Leander was immediately at attention and striving to hide it.

"--We could just do whatever as long as we weren't growing fangs in the middle of the grocery store," Trevor said. "I used to play shows down at one of the bars in town. December used to take dance lessons and May used to fix cars. But now we're supposed to hardly leave here. And never without permission."

"So it's Dru, then?" Leander said. "He prefers a more isolated set up?"

"Some days I can't tell if it's him or Dana," Trevor said. "And Dana and me, we used to be tight--"

"He refers to you as his second," Leander said.

Trevor smiled faintly, but fondly.

"--but he hasn't been the same since his dad, you know.

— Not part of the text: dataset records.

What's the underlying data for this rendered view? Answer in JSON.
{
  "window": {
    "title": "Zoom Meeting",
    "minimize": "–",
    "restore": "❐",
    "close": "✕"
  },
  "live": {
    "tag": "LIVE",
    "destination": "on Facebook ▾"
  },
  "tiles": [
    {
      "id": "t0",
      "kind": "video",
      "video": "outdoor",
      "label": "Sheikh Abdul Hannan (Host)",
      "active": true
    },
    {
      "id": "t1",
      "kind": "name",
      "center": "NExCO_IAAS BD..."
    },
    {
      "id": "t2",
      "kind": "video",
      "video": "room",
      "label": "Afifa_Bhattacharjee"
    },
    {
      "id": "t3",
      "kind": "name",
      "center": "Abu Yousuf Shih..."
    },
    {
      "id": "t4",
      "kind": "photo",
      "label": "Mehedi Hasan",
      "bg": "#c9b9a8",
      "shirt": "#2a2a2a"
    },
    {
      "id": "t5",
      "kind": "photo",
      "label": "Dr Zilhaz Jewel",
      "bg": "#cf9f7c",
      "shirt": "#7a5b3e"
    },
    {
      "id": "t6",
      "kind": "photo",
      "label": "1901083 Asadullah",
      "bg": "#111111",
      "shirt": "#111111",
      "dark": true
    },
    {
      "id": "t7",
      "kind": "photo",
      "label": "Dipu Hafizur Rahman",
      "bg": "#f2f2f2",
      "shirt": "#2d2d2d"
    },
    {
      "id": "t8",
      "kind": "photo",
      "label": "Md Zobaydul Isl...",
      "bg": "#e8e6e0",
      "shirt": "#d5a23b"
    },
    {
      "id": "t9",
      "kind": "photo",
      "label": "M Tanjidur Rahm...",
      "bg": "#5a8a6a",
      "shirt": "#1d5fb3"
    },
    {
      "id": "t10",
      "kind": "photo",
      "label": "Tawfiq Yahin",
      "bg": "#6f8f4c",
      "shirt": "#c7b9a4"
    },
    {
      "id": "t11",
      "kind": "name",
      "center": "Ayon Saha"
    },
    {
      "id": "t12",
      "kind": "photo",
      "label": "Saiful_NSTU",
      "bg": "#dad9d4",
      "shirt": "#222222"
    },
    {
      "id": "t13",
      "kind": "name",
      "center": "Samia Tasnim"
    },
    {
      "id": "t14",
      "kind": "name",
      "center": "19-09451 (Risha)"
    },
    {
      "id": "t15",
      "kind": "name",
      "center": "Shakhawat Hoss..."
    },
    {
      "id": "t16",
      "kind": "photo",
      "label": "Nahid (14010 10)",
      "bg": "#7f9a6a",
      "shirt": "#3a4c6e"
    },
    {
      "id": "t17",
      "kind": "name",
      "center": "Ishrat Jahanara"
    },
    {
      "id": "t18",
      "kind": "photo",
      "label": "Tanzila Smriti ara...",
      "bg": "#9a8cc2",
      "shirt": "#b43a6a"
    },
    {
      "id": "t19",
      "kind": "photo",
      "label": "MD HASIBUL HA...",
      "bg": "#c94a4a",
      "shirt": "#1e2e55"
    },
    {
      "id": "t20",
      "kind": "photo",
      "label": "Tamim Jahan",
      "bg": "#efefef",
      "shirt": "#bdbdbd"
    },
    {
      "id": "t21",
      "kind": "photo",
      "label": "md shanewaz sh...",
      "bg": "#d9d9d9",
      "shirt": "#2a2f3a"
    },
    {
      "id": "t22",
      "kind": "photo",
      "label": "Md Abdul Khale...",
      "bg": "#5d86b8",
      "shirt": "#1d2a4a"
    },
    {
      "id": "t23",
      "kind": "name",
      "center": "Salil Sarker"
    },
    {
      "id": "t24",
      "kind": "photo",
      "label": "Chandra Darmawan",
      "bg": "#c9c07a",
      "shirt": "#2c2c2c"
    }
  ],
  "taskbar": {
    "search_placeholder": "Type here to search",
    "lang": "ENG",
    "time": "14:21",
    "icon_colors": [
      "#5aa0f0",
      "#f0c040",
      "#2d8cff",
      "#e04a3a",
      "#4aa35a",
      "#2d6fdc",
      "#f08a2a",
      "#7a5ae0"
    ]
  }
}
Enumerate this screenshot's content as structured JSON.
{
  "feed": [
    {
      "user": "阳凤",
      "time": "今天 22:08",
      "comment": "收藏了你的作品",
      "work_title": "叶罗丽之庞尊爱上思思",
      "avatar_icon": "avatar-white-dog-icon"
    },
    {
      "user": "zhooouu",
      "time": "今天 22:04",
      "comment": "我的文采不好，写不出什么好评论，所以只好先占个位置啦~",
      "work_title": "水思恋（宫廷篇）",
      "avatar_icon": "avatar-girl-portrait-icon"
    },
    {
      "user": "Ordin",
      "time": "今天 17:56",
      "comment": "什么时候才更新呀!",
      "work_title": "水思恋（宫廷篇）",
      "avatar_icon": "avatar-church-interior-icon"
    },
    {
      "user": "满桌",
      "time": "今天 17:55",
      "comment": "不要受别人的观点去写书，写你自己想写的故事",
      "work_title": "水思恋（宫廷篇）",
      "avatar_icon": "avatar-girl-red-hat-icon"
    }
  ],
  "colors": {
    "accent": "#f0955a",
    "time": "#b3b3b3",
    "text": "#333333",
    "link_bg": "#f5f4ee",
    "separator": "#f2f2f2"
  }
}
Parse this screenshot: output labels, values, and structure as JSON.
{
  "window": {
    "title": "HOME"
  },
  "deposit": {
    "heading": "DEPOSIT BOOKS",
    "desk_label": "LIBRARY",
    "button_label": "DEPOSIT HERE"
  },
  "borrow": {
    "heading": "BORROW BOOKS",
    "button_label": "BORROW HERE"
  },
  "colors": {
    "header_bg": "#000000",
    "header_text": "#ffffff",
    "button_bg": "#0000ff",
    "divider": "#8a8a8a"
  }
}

He was always kind of a douchebag about some things, don't get me wrong, and he'd always leave home for stretches without explaining much, but...now he's just…sometimes I think he goes too far." Trevor shrugged.

"Mmm," Leander said, noncommittal. "So what was his dad like? What was it like when he was in charge?"

"Eh, Frankie probably could tell you better," Trevor said. "He's older."

"You look the same age," Leander said.

"Lycan blood," Trevor said, flashing a smile with too much teeth.

"Werewolf
bullshit
," Leander said, jostling him with his shoulder.

Trevor laughed and shoved back.

 

++

The next day when Dana came to check on him, Leander was chatting idly with December as he French braided May's hair. Dana tried to drag him away, but May wasn't about to let Leander go when only half her hair was done, and December was up next.

 

++

It had been a tactical mistake, Leander thought, to think that he could get some reading done alone in his room. Staying around people was the correct strategy. Luckily, Dana was loud.

"The fuck you think you are, that you can just come in here and turn people against me?" Dana yelled.

"I haven't turned anyone against anyone," Leander said.